In November 2014, the FASB issued ASU 2014-17, Business Combinations: Pushdown Accounting. ASU 2014-17 expands existing guidance for determining whether and at what threshold an acquired entity can reflect the acquirer's accounting and reporting basis, known as pushdown accounting. Under ASU 2014-17, an acquired entity may apply pushdown accounting upon occurrence of an event in which the acquirer obtains control. ASU 2014-17 is effective for an acquired entity's financial statements as of November 18, 2014.

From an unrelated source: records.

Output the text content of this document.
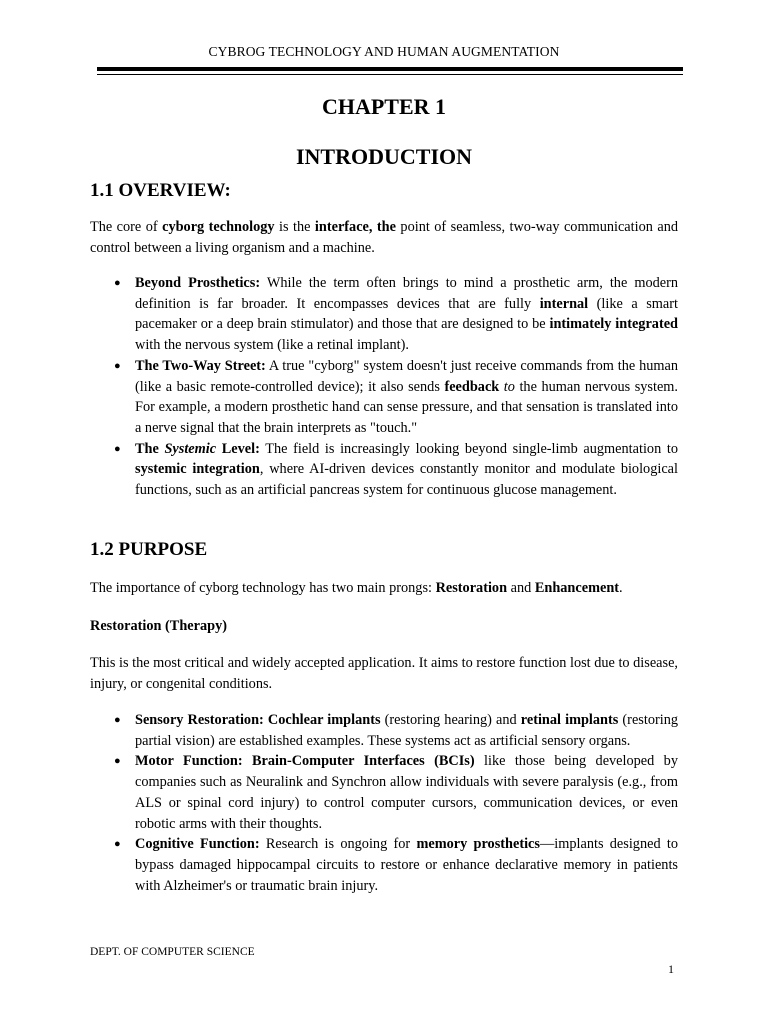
CYBROG TECHNOLOGY AND HUMAN AUGMENTATION
CHAPTER 1
INTRODUCTION
1.1 OVERVIEW:
The core of cyborg technology is the interface, the point of seamless, two-way communication and control between a living organism and a machine.
● Beyond Prosthetics: While the term often brings to mind a prosthetic arm, the modern definition is far broader. It encompasses devices that are fully internal (like a smart pacemaker or a deep brain stimulator) and those that are designed to be intimately integrated with the nervous system (like a retinal implant).
● The Two-Way Street: A true "cyborg" system doesn't just receive commands from the human (like a basic remote-controlled device); it also sends feedback to the human nervous system. For example, a modern prosthetic hand can sense pressure, and that sensation is translated into a nerve signal that the brain interprets as "touch."
● The Systemic Level: The field is increasingly looking beyond single-limb augmentation to systemic integration, where AI-driven devices constantly monitor and modulate biological functions, such as an artificial pancreas system for continuous glucose management.
1.2 PURPOSE
The importance of cyborg technology has two main prongs: Restoration and Enhancement.
Restoration (Therapy)
This is the most critical and widely accepted application. It aims to restore function lost due to disease, injury, or congenital conditions.
● Sensory Restoration: Cochlear implants (restoring hearing) and retinal implants (restoring partial vision) are established examples. These systems act as artificial sensory organs.
● Motor Function: Brain-Computer Interfaces (BCIs) like those being developed by companies such as Neuralink and Synchron allow individuals with severe paralysis (e.g., from ALS or spinal cord injury) to control computer cursors, communication devices, or even robotic arms with their thoughts.
● Cognitive Function: Research is ongoing for memory prosthetics—implants designed to bypass damaged hippocampal circuits to restore or enhance declarative memory in patients with Alzheimer's or traumatic brain injury.
DEPT. OF COMPUTER SCIENCE
1
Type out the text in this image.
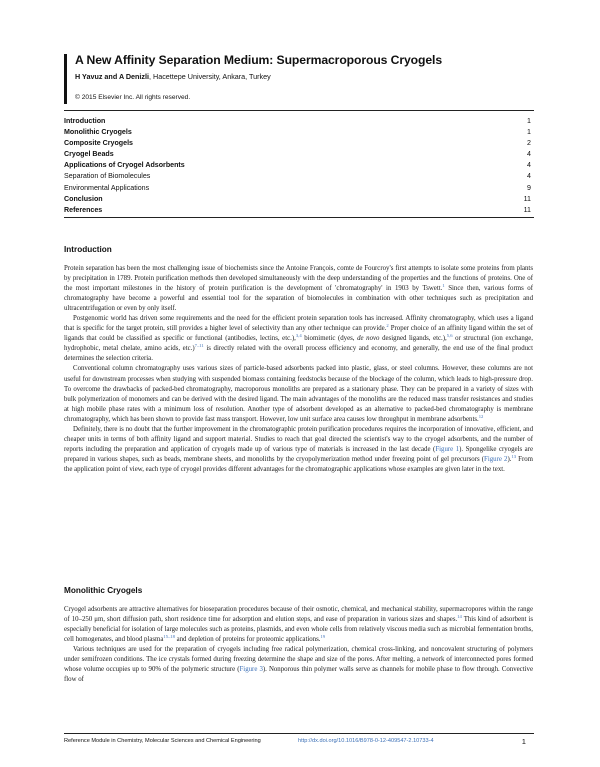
A New Affinity Separation Medium: Supermacroporous Cryogels
H Yavuz and A Denizli, Hacettepe University, Ankara, Turkey
© 2015 Elsevier Inc. All rights reserved.
Introduction	1
Monolithic Cryogels	1
Composite Cryogels	2
Cryogel Beads	4
Applications of Cryogel Adsorbents	4
Separation of Biomolecules	4
Environmental Applications	9
Conclusion	11
References	11
Introduction

Protein separation has been the most challenging issue of biochemists since the Antoine François, comte de Fourcroy's first attempts to isolate some proteins from plants by precipitation in 1789. Protein purification methods then developed simultaneously with the deep understanding of the properties and the functions of proteins. One of the most important milestones in the history of protein purification is the development of 'chromatography' in 1903 by Tswett.$^1$ Since then, various forms of chromatography have become a powerful and essential tool for the separation of biomolecules in combination with other techniques such as precipitation and ultracentrifugation or even by only itself.

Postgenomic world has driven some requirements and the need for the efficient protein separation tools has increased. Affinity chromatography, which uses a ligand that is specific for the target protein, still provides a higher level of selectivity than any other technique can provide.$^2$ Proper choice of an affinity ligand within the set of ligands that could be classified as specific or functional (antibodies, lectins, etc.),$^{3,4}$ biomimetic (dyes, de novo designed ligands, etc.),$^{5,6}$ or structural (ion exchange, hydrophobic, metal chelate, amino acids, etc.)$^{7-11}$ is directly related with the overall process efficiency and economy, and generally, the end use of the final product determines the selection criteria.

Conventional column chromatography uses various sizes of particle-based adsorbents packed into plastic, glass, or steel columns. However, these columns are not useful for downstream processes when studying with suspended biomass containing feedstocks because of the blockage of the column, which leads to high-pressure drop. To overcome the drawbacks of packed-bed chromatography, macroporous monoliths are prepared as a stationary phase. They can be prepared in a variety of sizes with bulk polymerization of monomers and can be derived with the desired ligand. The main advantages of the monoliths are the reduced mass transfer resistances and studies at high mobile phase rates with a minimum loss of resolution. Another type of adsorbent developed as an alternative to packed-bed chromatography is membrane chromatography, which has been shown to provide fast mass transport. However, low unit surface area causes low throughput in membrane adsorbents.$^{12}$

Definitely, there is no doubt that the further improvement in the chromatographic protein purification procedures requires the incorporation of innovative, efficient, and cheaper units in terms of both affinity ligand and support material. Studies to reach that goal directed the scientist's way to the cryogel adsorbents, and the number of reports including the preparation and application of cryogels made up of various type of materials is increased in the last decade (Figure 1). Spongelike cryogels are prepared in various shapes, such as beads, membrane sheets, and monoliths by the cryopolymerization method under freezing point of gel precursors (Figure 2).$^{13}$ From the application point of view, each type of cryogel provides different advantages for the chromatographic applications whose examples are given later in the text.

Monolithic Cryogels

Cryogel adsorbents are attractive alternatives for bioseparation procedures because of their osmotic, chemical, and mechanical stability, supermacropores within the range of 10–250 μm, short diffusion path, short residence time for adsorption and elution steps, and ease of preparation in various sizes and shapes.$^{14}$ This kind of adsorbent is especially beneficial for isolation of large molecules such as proteins, plasmids, and even whole cells from relatively viscous media such as microbial fermentation broths, cell homogenates, and blood plasma$^{15-18}$ and depletion of proteins for proteomic applications.$^{19}$

Various techniques are used for the preparation of cryogels including free radical polymerization, chemical cross-linking, and noncovalent structuring of polymers under semifrozen conditions. The ice crystals formed during freezing determine the shape and size of the pores. After melting, a network of interconnected pores formed whose volume occupies up to 90% of the polymeric structure (Figure 3). Nonporous thin polymer walls serve as channels for mobile phase to flow through. Convective flow of

Reference Module in Chemistry, Molecular Sciences and Chemical Engineering	http://dx.doi.org/10.1016/B978-0-12-409547-2.10733-4	1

In February 2015, the FASB issued ASU 2015-02, Consolidation: Amendments to the Consolidation Analysis. ASU 2015-02 rescinds the deferral of the consolidation rules under FAS 167, "Amendments to FASB Interpretation No. 46(R)", ("FAS 167") granted under ASU 2010-10, and will require all legal entities to be reevaluated under the revised consolidation model. The revised consolidation model provides updates when evaluating i) limited partnerships and similar entities currently under the voting interest model, ii) decision maker or service provider fees as a variable interest, iii) fee arrangements in the primary beneficiary determination, iv) related parties in the primary beneficiary determination, and v) certain investment funds. The amendments are intended to simplify the current consolidation model and reduce the number of consolidation entities by placing more emphasis on the risk of loss when determining a controlling financial interest. The amended guidance is effective for public entities for interim and annual periods beginning after December 15, 2015. Early adoption, including adoption in an interim period, is permitted. The Company is currently assessing the financial statement impact of the revised consolidation model and intends to early adopt ASU 2015-02 once the evaluation of the impact has been completed.